What the Great American Novel relies on as a concept is the notion that there is some unifying experience, some core or set of values, that we as Americans all share. But as our political life daily reminds us, this is not the case. Not only that, but it misreads the fundamental function of literature, which is less about the grand defining statement than it is about empathy.
Why does a call for or assessment of the Great American Novel continue, as it does in a new book by Harvard professor Lawrence Buell, The Dream of the Great American Novel?
The novel, of course, has been bound up with issues of “Americanness” for a very long time. Despite our giant-killing, spirit of ’76 self-image, both the United States and the novel itself are the products of England’s 17th and 18th centuries. In some ways this country defined itself in print for hundreds of years — and sometimes most eloquently (as in the work of Mark Twain or Scott Fitzgerald, say) in imaginative prose. It’s hard to imagine the search for the Great Danish novel or the Great Brazilian novel having the same resonance, despite the richness of those nation’s literary tradition.
It’s worth pointing out something that’s obvious to those of us in Los Angeles but perhaps less clear from elsewhere. If you live on the West Coast, or perhaps anywhere West of the Hudson, it’s impossible to miss the fact that the life you live and the world you see around you is very far from that of the publishing and intellectual establishment in New York and to some extent the Northeast (what we in LA call “the East.”) Since work from the West is often deemed “regional” literature, the notion of a single novel that encompasses all of American experience becomes harder to believe in.

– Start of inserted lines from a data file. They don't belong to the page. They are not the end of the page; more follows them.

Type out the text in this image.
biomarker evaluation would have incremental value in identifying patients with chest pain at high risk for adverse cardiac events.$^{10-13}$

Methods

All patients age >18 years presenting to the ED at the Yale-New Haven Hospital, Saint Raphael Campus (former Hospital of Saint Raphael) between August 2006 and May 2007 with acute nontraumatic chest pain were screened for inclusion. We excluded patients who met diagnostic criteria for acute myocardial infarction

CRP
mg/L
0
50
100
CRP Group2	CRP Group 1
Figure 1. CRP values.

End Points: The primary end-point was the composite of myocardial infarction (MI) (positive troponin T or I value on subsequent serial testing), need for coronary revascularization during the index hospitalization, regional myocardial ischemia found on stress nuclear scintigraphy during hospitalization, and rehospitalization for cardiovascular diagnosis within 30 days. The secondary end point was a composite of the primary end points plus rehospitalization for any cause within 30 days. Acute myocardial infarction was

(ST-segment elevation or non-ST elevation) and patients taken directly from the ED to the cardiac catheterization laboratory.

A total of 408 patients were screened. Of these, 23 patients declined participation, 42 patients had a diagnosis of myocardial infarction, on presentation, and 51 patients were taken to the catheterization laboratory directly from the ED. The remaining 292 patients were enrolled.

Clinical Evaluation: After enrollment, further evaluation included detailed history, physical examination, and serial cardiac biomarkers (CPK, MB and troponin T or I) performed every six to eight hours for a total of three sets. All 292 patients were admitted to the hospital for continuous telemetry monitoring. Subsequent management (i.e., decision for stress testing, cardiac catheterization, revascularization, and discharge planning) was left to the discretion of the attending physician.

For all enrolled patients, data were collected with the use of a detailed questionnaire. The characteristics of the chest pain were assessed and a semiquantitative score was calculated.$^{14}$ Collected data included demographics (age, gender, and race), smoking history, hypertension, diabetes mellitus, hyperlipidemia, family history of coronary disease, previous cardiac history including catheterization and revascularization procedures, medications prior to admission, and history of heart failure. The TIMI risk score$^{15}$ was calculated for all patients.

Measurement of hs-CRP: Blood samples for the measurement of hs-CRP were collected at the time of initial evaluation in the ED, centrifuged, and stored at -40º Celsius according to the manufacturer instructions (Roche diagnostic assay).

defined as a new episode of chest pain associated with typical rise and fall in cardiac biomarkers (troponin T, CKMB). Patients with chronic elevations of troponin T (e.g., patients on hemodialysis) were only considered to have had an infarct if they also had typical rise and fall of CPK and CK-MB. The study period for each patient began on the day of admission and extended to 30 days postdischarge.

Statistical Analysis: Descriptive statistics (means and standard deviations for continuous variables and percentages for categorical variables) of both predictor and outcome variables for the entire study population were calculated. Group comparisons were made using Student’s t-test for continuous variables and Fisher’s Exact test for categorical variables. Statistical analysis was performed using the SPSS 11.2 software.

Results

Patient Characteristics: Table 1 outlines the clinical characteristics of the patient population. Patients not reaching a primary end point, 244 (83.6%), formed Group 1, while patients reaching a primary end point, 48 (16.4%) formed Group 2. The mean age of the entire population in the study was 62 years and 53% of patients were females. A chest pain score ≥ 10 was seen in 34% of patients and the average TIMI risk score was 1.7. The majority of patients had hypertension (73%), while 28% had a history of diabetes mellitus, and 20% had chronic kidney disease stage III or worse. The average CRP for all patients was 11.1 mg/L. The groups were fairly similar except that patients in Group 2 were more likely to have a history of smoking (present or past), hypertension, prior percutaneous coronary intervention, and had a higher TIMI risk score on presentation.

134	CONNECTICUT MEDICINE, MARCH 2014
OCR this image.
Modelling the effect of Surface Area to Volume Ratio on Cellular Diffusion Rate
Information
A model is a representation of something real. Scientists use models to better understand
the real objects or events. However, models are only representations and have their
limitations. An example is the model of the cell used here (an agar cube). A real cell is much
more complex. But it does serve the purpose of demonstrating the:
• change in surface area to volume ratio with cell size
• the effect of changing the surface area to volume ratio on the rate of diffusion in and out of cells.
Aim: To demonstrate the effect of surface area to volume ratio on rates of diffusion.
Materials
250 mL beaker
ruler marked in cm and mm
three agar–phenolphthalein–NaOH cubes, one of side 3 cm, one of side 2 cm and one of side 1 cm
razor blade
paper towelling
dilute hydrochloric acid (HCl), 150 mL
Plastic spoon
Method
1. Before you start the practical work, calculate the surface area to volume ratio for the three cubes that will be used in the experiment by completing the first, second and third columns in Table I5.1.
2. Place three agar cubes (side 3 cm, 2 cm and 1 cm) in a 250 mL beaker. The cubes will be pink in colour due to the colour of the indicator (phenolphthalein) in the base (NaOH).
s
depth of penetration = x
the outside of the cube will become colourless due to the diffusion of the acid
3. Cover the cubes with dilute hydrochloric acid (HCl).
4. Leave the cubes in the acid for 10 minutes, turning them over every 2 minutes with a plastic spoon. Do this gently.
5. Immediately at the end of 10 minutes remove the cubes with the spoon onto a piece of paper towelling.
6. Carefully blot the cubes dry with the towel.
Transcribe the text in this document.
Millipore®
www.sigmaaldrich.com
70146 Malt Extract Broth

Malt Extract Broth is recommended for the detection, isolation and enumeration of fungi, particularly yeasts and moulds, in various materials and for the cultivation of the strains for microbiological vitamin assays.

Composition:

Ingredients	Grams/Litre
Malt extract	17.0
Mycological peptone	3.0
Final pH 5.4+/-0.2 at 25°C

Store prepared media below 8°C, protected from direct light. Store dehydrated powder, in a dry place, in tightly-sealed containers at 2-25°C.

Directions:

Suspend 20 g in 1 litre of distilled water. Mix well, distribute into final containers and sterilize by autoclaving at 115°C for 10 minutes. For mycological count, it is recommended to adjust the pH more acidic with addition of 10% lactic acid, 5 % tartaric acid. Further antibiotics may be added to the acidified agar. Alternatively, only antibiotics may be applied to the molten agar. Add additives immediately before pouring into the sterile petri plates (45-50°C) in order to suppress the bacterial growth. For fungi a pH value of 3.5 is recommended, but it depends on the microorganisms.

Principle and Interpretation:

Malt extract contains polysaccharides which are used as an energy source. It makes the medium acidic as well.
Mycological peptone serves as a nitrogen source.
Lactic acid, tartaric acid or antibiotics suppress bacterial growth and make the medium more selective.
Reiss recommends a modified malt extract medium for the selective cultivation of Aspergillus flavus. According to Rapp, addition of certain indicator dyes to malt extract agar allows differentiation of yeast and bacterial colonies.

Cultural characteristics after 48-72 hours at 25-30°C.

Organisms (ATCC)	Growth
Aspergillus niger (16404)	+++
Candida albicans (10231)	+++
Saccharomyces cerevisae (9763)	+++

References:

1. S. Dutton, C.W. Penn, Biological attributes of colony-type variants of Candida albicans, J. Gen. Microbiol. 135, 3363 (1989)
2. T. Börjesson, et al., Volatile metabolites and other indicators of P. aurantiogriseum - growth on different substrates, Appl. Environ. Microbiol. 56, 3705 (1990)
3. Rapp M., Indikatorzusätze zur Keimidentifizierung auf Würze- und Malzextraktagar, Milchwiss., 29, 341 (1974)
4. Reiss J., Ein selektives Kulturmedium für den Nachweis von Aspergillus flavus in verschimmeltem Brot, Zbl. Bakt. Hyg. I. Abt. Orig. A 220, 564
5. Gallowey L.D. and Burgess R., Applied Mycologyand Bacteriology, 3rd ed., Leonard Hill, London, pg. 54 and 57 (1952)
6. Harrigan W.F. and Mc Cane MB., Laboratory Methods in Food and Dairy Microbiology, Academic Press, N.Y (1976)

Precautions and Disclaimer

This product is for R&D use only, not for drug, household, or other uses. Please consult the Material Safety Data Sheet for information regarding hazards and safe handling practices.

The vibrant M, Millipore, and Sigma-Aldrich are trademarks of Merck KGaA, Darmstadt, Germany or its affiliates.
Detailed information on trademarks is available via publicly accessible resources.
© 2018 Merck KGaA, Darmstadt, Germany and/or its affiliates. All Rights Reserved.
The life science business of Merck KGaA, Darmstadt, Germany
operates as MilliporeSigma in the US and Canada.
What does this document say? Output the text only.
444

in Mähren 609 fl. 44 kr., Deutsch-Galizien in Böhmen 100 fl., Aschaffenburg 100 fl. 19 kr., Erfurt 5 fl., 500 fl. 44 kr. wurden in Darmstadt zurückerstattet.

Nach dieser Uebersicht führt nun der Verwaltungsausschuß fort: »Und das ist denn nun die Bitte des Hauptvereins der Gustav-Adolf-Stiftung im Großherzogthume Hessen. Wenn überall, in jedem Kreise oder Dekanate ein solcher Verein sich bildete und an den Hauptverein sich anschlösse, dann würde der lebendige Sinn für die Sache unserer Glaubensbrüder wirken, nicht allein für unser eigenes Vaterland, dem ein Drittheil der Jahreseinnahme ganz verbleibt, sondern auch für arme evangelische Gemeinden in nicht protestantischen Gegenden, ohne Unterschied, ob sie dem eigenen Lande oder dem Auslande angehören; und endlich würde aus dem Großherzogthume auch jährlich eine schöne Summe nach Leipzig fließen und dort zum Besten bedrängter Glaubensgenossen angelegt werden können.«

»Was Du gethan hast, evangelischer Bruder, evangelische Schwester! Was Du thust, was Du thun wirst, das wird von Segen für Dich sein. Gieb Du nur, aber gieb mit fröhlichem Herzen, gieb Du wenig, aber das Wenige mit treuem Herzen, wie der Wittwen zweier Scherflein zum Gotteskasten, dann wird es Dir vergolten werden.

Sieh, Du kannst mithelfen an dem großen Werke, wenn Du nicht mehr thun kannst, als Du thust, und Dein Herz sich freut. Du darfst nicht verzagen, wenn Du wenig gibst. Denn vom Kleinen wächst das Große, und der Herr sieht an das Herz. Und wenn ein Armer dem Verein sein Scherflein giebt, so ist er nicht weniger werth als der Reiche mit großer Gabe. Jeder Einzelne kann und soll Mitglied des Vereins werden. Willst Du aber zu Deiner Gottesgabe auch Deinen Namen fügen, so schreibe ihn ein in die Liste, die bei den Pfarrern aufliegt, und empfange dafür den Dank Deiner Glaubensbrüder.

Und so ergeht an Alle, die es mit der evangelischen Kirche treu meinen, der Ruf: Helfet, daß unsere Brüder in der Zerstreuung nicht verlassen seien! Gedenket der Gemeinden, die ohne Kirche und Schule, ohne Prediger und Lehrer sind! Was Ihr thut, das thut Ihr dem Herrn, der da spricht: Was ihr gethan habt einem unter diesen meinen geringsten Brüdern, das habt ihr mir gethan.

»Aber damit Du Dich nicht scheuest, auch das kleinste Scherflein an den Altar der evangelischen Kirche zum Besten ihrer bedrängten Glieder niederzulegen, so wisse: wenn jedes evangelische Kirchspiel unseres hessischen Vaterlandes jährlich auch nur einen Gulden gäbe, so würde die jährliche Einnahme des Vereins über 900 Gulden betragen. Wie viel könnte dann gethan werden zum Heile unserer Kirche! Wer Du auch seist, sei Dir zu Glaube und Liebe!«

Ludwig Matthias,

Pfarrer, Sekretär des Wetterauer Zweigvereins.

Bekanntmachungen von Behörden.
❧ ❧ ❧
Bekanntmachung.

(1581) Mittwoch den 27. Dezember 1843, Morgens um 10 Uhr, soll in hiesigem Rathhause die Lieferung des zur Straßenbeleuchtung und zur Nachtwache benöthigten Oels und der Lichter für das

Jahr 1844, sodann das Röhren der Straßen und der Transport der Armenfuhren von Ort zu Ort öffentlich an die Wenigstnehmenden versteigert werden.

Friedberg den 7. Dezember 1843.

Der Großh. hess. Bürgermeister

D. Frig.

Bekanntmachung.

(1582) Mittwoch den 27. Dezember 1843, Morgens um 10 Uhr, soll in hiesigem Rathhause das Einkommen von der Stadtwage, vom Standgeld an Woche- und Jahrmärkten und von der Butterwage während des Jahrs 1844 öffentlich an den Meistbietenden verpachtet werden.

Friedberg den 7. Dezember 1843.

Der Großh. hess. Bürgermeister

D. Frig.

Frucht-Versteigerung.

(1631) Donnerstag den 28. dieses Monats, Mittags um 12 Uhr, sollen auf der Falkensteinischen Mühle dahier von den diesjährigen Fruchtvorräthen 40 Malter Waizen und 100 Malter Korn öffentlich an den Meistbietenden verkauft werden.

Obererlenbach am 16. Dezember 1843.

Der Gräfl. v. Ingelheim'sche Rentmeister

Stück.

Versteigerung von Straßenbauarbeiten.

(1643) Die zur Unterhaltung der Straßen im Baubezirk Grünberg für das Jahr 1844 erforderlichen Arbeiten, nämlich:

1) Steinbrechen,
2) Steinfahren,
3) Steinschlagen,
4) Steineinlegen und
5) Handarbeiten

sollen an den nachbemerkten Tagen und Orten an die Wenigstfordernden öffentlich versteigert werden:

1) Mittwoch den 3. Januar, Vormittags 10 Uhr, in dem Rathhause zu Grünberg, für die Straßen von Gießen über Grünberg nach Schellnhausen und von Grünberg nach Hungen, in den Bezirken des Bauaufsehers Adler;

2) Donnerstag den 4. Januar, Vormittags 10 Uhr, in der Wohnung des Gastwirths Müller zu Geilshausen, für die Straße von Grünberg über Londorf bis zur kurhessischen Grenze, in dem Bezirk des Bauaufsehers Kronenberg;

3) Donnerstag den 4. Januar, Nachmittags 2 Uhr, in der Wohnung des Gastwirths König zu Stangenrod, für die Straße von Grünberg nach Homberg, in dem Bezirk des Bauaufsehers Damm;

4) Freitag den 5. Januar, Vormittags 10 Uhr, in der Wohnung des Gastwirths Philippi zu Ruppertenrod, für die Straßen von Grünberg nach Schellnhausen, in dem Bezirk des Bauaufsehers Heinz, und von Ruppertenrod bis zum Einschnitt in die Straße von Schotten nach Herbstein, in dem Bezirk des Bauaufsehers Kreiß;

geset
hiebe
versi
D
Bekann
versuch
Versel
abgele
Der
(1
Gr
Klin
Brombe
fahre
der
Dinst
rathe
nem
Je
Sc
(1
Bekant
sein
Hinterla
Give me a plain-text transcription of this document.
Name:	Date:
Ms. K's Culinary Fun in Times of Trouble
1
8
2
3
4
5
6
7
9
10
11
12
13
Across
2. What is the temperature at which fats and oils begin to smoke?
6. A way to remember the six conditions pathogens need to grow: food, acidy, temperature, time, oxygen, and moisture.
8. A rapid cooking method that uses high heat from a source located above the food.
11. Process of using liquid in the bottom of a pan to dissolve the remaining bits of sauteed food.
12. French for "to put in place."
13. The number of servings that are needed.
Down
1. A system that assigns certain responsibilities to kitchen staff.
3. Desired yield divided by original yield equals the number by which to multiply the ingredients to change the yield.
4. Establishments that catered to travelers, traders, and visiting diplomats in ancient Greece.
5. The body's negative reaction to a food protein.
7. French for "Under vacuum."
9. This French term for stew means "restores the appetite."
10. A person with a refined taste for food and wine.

And as several authors said at a recent conference, Writing From California, L.A. is so sprawling and segmented and diverse it’s hard to think of a novel that even encompasses this one city. (We may not again have a great L.A. novel, then.) No one knows this better than Ulin, who has written extensively on Los Angeles literature.
This said, I’m intrigued but not entirely convinced by his essay. That creaky old category may have some substance left in it — I certainly felt that Jonathan Franzen was getting there, in a way both retro and lively, in The Corrections. What exactly do I disagree. Not sure — may return to this.
FINALLY: Speaking of L.A., the musician Beck has shadowed me in some ways my entire adult life. I recall hating some of his early singles, then discovering (and loving) his overlooked country-blues record, One Foot in the Grave, being won over by Odelay (reviewed in the LA Times by a rock critic who is now my wife) and going up and down over the years with his ensuing work as he picks on and discards one mask after the other. His Song Reader concert at Disney Hall last fall, with Jarvis Cocker, Jack Black, a gospel choir, etc, was one of the year’s highlights, and I’m currently working out some of the songs from that wonderful collection of sheet music on acoustic guitar. (Particularly, I’ve gotten reasonably good on the Woody Guthrie-ish “America, Here’s My Boy.”)
A long way of saying: I like much of what I hear from his new record, Morning Phase (especially the song “Blackbird Cage.”) What’s sticking in my craw is all the reviews that say that this warm, mellow, unironic record is like his post-breakup record, Sea Change, but way better! (My favorite assessment of the new album, by the way, is this one by Ben Ratliff.)
To my ear, Sea Change is still one of Beck’s very finest, maybe his best record period, and certainly his most soulful. If Morning Phase grows on and speaks to me over time the way that one has, it will have made quite a journey. In any case, Beck is back, for me, as a major artist. Now let me get back to some of those tougher numbers from Song Reader.
Ramesh Raghuvanshi says
Don’t thrust novel form in national boundary ,writer wrote novel for all mankind it appeal is universal.if it appeal is not universal that stuff is not novel at all. That was written for entertainment purpose for local public you may called it national novel.There are thousands novels wrote world over ,their life is momentary but novel just like Moby Dick remain century after century in psyche of readers.